#17 — October 20, 2016 — The Chippewa River!
Ishwar has told the story of how the dera in India was established along the Beas River, and how the ISHA site in Wisconsin was chosen in a similar way, along the Chippewa River. The ISHA land in Bruce, Wisconsin has riverfront access to the Chippewa River, so here’s some information on the river itself.
The State of Wisconsin is blessed with over 12,600 rivers and streams. Wisconsin also has over 15,000 lakes, the second-most in the continental US, after Minnesota.
The lovely Chippewa River flows 183 miles (294 km) through west-central and northwestern Wisconsin. The river is formed by the confluence of the West Fork Chippewa River, which rises at Chippewa Lake in southeastern Bayfield County, and the East Fork Chippewa River, which rises in the swamps of the southern part of the Town of Knight in Iron County, Wisconsin. The confluence of these two upper branches is at Lake Chippewa, a reservoir in central Sawyer County, which is the official “beginning” of the Chippewa River. The river flows from Sawyer County through Rusk, Chippewa, Eau Claire, Dunn, Pepin, and Buffalo Counties before joining the Mississippi River.
The river is the centerpiece of the Upper Chippewa River Basin. The river’s primary tributaries are the Couderay, Thornapple, Flambeau, Brunet, Jump, Fisher, Yellow, Eau Claire, Red Cedar, and Eau Galle Rivers, collectively draining an area of over 4,600 square miles, roughly the size of the State of Connecticut.
The river has a deep and wide canyon, which was likely eroded out during large water discharges when the enormous continental ice sheets melted at the end of the last great Ice Age approximately 12,000 years ago.
This wide, scenic river flows through a rural countryside of mixed hardwood and softwood forests, beautiful meadows, dairy farms, and agricultural communities. Lush forests of birch, oak, maple, basswood, aspen, and conifers commonly overhang the shoreline.
The Chippewa River is a popular destination for recreational kayakers and canoers, who can experience a variety of conditions on the river, from calm, slow-moving water to small rapids and whitewater. The river is known for its healthy fish habitat, which are home to muskellunge, smallmouth bass, walleye, and northern pike.
Major lakes along the river include the Radisson and Holcombe Flowages, Lake Wissota, and Dell’s Pond, all of which are reservoirs. The largest reservoir by far is the Chippewa Flowage, which is the 3rd largest “lake” in Wisconsin, and located only about 25 miles north of the ISHA site.
The Chippewa River was enormously important to the early logging industry. The entire basin was logged from the 1850s to about 1906. The river provided a way to float cut timber from the rich forests of northern Wisconsin to the Mississippi River.

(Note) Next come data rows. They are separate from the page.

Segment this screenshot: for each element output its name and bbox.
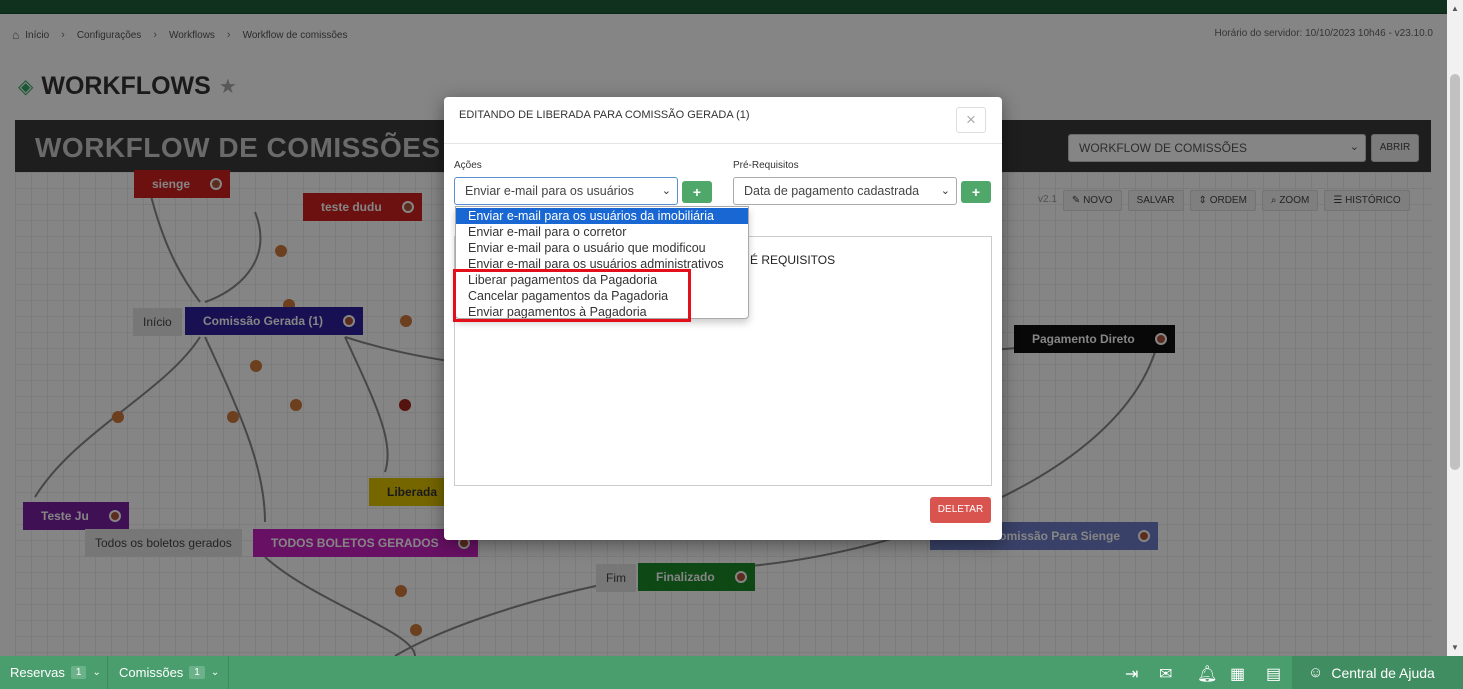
comissoes-count-badge: 1 xyxy=(189,666,205,679)
chat-icon: ☺ xyxy=(1308,664,1324,681)
reservas-tab[interactable]: Reservas 1 ⌄ xyxy=(10,665,101,680)
divider xyxy=(107,656,108,689)
help-center-button[interactable]: ☺ Central de Ajuda xyxy=(1292,656,1463,689)
actions-select[interactable]: Enviar e-mail para os usuários ⌄ xyxy=(454,177,678,205)
highlight-box xyxy=(453,269,691,322)
chevron-down-icon: ⌄ xyxy=(210,667,220,678)
chevron-down-icon: ⌄ xyxy=(92,667,101,678)
prerequisites-select[interactable]: Data de pagamento cadastrada ⌄ xyxy=(733,177,957,205)
scrollbar-thumb[interactable] xyxy=(1450,74,1460,470)
panel-heading: É REQUISITOS xyxy=(750,253,836,267)
chevron-down-icon: ⌄ xyxy=(938,184,950,197)
add-prerequisite-button[interactable]: + xyxy=(961,181,991,203)
delete-button[interactable]: DELETAR xyxy=(930,497,991,523)
reservas-label: Reservas xyxy=(10,665,65,680)
divider xyxy=(444,143,1002,144)
dropdown-option[interactable]: Enviar e-mail para o usuário que modific… xyxy=(456,240,748,256)
comissoes-tab[interactable]: Comissões 1 ⌄ xyxy=(119,665,219,680)
dropdown-option[interactable]: Enviar e-mail para o corretor xyxy=(456,224,748,240)
collapse-right-icon[interactable]: ⇥ xyxy=(1125,664,1138,684)
prerequisites-label: Pré-Requisitos xyxy=(733,160,799,171)
actions-select-value: Enviar e-mail para os usuários xyxy=(465,184,634,198)
dropdown-option[interactable]: Enviar e-mail para os usuários da imobil… xyxy=(456,208,748,224)
help-center-label: Central de Ajuda xyxy=(1331,664,1435,681)
prerequisites-select-value: Data de pagamento cadastrada xyxy=(744,184,920,198)
bottom-bar: Reservas 1 ⌄ Comissões 1 ⌄ ⇥ ✉ 🔔︎ ▦ ▤ ☺ … xyxy=(0,656,1463,689)
chevron-down-icon: ⌄ xyxy=(661,185,671,197)
mail-star-icon[interactable]: ✉ xyxy=(1159,664,1172,684)
comissoes-label: Comissões xyxy=(119,665,184,680)
page-scrollbar[interactable]: ▲ ▼ xyxy=(1447,0,1463,656)
calendar-icon[interactable]: ▦ xyxy=(1230,664,1245,684)
divider xyxy=(228,656,229,689)
scroll-down-icon[interactable]: ▼ xyxy=(1451,643,1459,652)
calculator-icon[interactable]: ▤ xyxy=(1266,664,1281,684)
bell-icon[interactable]: 🔔︎ xyxy=(1197,664,1217,684)
reservas-count-badge: 1 xyxy=(70,666,87,679)
close-button[interactable]: × xyxy=(956,107,986,133)
modal-title: EDITANDO DE LIBERADA PARA COMISSÃO GERAD… xyxy=(459,109,750,121)
actions-label: Ações xyxy=(454,160,482,171)
add-action-button[interactable]: + xyxy=(682,181,712,203)
app-root: ⌂ Início › Configurações › Workflows › W… xyxy=(0,0,1463,689)
scroll-up-icon[interactable]: ▲ xyxy=(1451,4,1459,13)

The Chippewa River watershed held vast areas of Wisconsin’s pine forests in the 1800s. Before logging, the Chippewa Valley is estimated to have held about 46,000,000,000 board feet of lumber. Frederick Weyerhaeuser described it as “a logger’s paradise, a very large part of its area being heavily forested with the finest quality of white pine timber, while rivers, streams, and lakes offered an excellent network of transportation facilities.”
The first sawmill in the Chippewa Valley was built near Menomonie around 1831. By 1840, sawmills were also operating at Chippewa Falls. Although floods destroyed these early mills, the lumbermen rebuilt them, and in the late 1800s, Chippewa Falls was said to have the worlds largest sawmill under one roof.
By the 1850s, the loggers were binding the sawed pine trees into rafts which were guided down the lower Chippewa River to markets on the Mississippi River. Above Chippewa Falls, though, the river was too rough and rocky for large rafts, so masses of individual logs were driven down by log drivers, sometimes called “river pigs.” Sounds like dangerous work!
To make the drives more efficient and reliable, the loggers made modifications to the river by dynamiting troublesome rocks, cutting trees that would snag logs, building up the banks in places, and selectively damming the river and its tributaries. Around 1876, a dam and log-sorting works was built between Eau Claire and Chippewa Falls. Over the Chippewa and its tributaries the loggers built at least 148 logging dams, of various sizes and purposes.
The original inhabitants of this part of Wisconsin, known as the Ojibwe people, controlled most of the upper Chippewa Valley and its tributaries until the Treaty of St. Peters in 1837. They called the river the “Ojibwe.” This name is commonly anglicized as “Ojibwa” or “Ojibway,” and the name “Chippewa” is yet another anglicization. “Chippewa” is more common in the United States, and “Ojibway” predominates in Canada, although both terms are used in each country.
Visitors to the site of the ISHA Meeting Hall will be able to relax along the banks of the Chippewa River when sevadars complete a trail and bridge that will link the Meeting Hall to the west bank of the river, perhaps by next summer.